Reverse Shot
- Editor: Michael Koresky Jeff Reichert
- Categories: Film criticism
- Frequency: Online
- Founded: 2003
- Country: United States
- Language: English
- Website: reverseshot.org

= Reverse Shot (magazine) =

Reverse Shot is an American film criticism magazine founded in 2003. It began as an independently produced print publication in New York City before moving exclusively online. Since September 2014, it has been published in partnership with the Museum of the Moving Image (MoMI), where it serves as the museum's publication for film criticism.
==History==
Reverse Shot was founded in New York City in 2003 by Michael Koresky, Jeff Reichert, Neal Block, and Erik Syngle. Its first edition was a small, self-published print magazine distributed free of charge at film venues and other locations associated with film culture in New York.
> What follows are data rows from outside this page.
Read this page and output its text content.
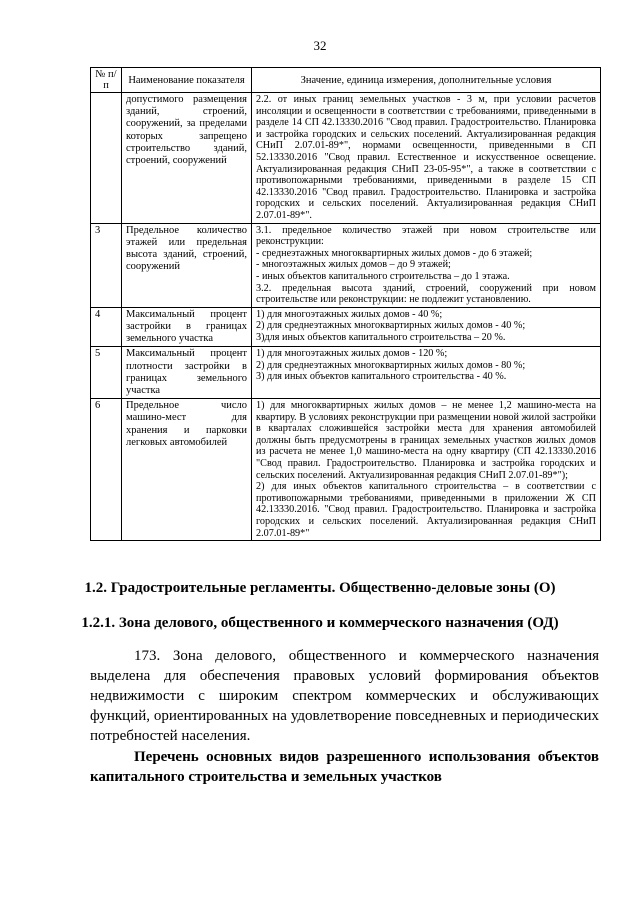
32
№ п/п	Наименование показателя	Значение, единица измерения, дополнительные условия
	допустимого размещения зданий, строений, сооружений, за пределами которых запрещено строительство зданий, строений, сооружений	2.2. от иных границ земельных участков - 3 м, при условии расчетов инсоляции и освещенности в соответствии с требованиями, приведенными в разделе 14 СП 42.13330.2016 "Свод правил. Градостроительство. Планировка и застройка городских и сельских поселений. Актуализированная редакция СНиП 2.07.01-89*", нормами освещенности, приведенными в СП 52.13330.2016 "Свод правил. Естественное и искусственное освещение. Актуализированная редакция СНиП 23-05-95*", а также в соответствии с противопожарными требованиями, приведенными в разделе 15 СП 42.13330.2016 "Свод правил. Градостроительство. Планировка и застройка городских и сельских поселений. Актуализированная редакция СНиП 2.07.01-89*".

3	Предельное количество этажей или предельная высота зданий, строений, сооружений	3.1. предельное количество этажей при новом строительстве или реконструкции:

- среднеэтажных многоквартирных жилых домов - до 6 этажей;

- многоэтажных жилых домов – до 9 этажей;

- иных объектов капитального строительства – до 1 этажа.

3.2. предельная высота зданий, строений, сооружений при новом строительстве или реконструкции: не подлежит установлению.

4	Максимальный процент застройки в границах земельного участка	1) для многоэтажных жилых домов - 40 %;

2) для среднеэтажных многоквартирных жилых домов - 40 %;

3)для иных объектов капитального строительства – 20 %.

5	Максимальный процент плотности застройки в границах земельного участка	1) для многоэтажных жилых домов - 120 %;

2) для среднеэтажных многоквартирных жилых домов - 80 %;

3) для иных объектов капитального строительства - 40 %.

6	Предельное число машино-мест для хранения и парковки легковых автомобилей	1) для многоквартирных жилых домов – не менее 1,2 машино-места на квартиру. В условиях реконструкции при размещении новой жилой застройки в кварталах сложившейся застройки места для хранения автомобилей должны быть предусмотрены в границах земельных участков жилых домов из расчета не менее 1,0 машино-места на одну квартиру (СП 42.13330.2016 "Свод правил. Градостроительство. Планировка и застройка городских и сельских поселений. Актуализированная редакция СНиП 2.07.01-89*");

2) для иных объектов капитального строительства – в соответствии с противопожарными требованиями, приведенными в приложении Ж СП 42.13330.2016. "Свод правил. Градостроительство. Планировка и застройка городских и сельских поселений. Актуализированная редакция СНиП 2.07.01-89*"

1.2. Градостроительные регламенты. Общественно-деловые зоны (О)
1.2.1. Зона делового, общественного и коммерческого назначения (ОД)

173. Зона делового, общественного и коммерческого назначения выделена для обеспечения правовых условий формирования объектов недвижимости с широким спектром коммерческих и обслуживающих функций, ориентированных на удовлетворение повседневных и периодических потребностей населения.

Перечень основных видов разрешенного использования объектов капитального строительства и земельных участков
The publication initially appeared in print and later moved exclusively online. Its editors developed a format centered on film criticism around thematic "symposiums", in which several writers considered a common filmmaker, film, concept, or aspect of cinema from different perspectives.
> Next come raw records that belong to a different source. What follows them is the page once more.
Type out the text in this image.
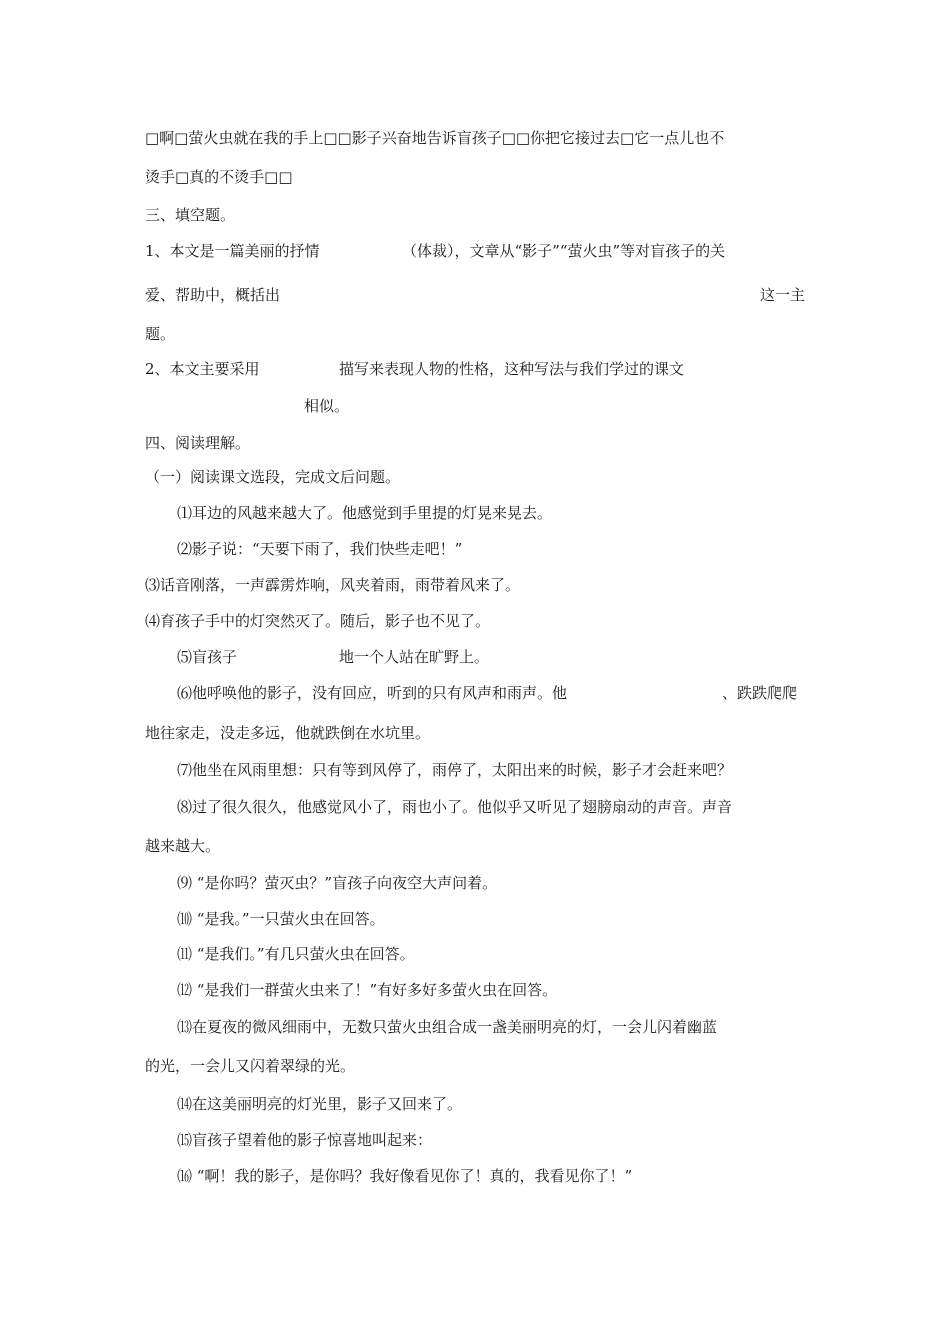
□啊□萤火虫就在我的手上□□影子兴奋地告诉盲孩子□□你把它接过去□它一点儿也不
烫手□真的不烫手□□
三、填空题。
1、本文是一篇美丽的抒情	（体裁），文章从“影子”“萤火虫”等对盲孩子的关
爱、帮助中，概括出	这一主
题。
2、本文主要采用	描写来表现人物的性格，这种写法与我们学过的课文
相似。
四、阅读理解。
（一）阅读课文选段，完成文后问题。
⑴耳边的风越来越大了。他感觉到手里提的灯晃来晃去。
⑵影子说：“天要下雨了，我们快些走吧！”
⑶话音刚落，一声霹雳炸响，风夹着雨，雨带着风来了。
⑷育孩子手中的灯突然灭了。随后，影子也不见了。
⑸盲孩子	地一个人站在旷野上。
⑹他呼唤他的影子，没有回应，听到的只有风声和雨声。他	、跌跌爬爬
地往家走，没走多远，他就跌倒在水坑里。
⑺他坐在风雨里想：只有等到风停了，雨停了，太阳出来的时候，影子才会赶来吧？
⑻过了很久很久，他感觉风小了，雨也小了。他似乎又听见了翅膀扇动的声音。声音
越来越大。
⑼ “是你吗？萤灭虫？”盲孩子向夜空大声问着。
⑽ “是我。”一只萤火虫在回答。
⑾ “是我们。”有几只萤火虫在回答。
⑿ “是我们一群萤火虫来了！”有好多好多萤火虫在回答。
⒀在夏夜的微风细雨中，无数只萤火虫组合成一盏美丽明亮的灯，一会儿闪着幽蓝
的光，一会儿又闪着翠绿的光。
⒁在这美丽明亮的灯光里，影子又回来了。
⒂盲孩子望着他的影子惊喜地叫起来：
⒃ “啊！我的影子，是你吗？我好像看见你了！真的，我看见你了！”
By its tenth anniversary, Reverse Shot had developed a quarterly online format based around its symposiums, alongside reviews, interviews, and other forms of film writing.
In September 2014, Reverse Shot partnered with the Museum of the Moving Image and became the museum's publication for film criticism with Koresky and Reichert continuing as editors. The magazine has kept its extended critical writing as a dialogue between contemporary cinema and film history. Its tenth-anniversary retrospective in Film Comment described the symposium format as central to the magazine's development and noted that its contributors had grown from emerging voices in New York film criticism into participants in established film culture.
==Museum of the Moving Image==
Since 2014, Reverse Shot has been the publication for film criticism of the Museum of the Moving Image. The museum describes it as providing "a different angle on moving images—past, present, and future" and identifies its symposiums as one of its principal recurring forms.
The Museum of the Moving Image marked Reverse Shots tenth anniversary in 2013 with The Life of Film: Celebrating a Decade of Reverse Shot, a program of screenings and discussions featuring the publication's editors and contributors.
For the publication's twentieth anniversary in 2023, the museum presented Reverse Shot at 20: Selections from a Century, a screening series featuring films selected by contributors. The anniversary was also marked by the publication of Reverse Shot: Twenty Years of Film Criticism in Four Movements, an anthology edited by Koresky and Reichert.
==Reception==
By its tenth anniversary, Reverse Shot had more than 30 contributors and had developed a readership within contemporary film criticism. Film Comment described it as a pioneering online film journal and emphasized the development of its contributors within the broader culture of film criticism.
In 2018, David Hudson of the Criterion Collection described Reverse Shot as "one of the most respected online film publications" and noted that it had begun as a print magazine before becoming an online publication.
In a 2024 review of the twentieth-anniversary anthology, Tony McKibin at Senses of Cinema characterized Reverse Shot as a hybrid between film reviewing and academic essay, emphasizing its space for extended critical reflection.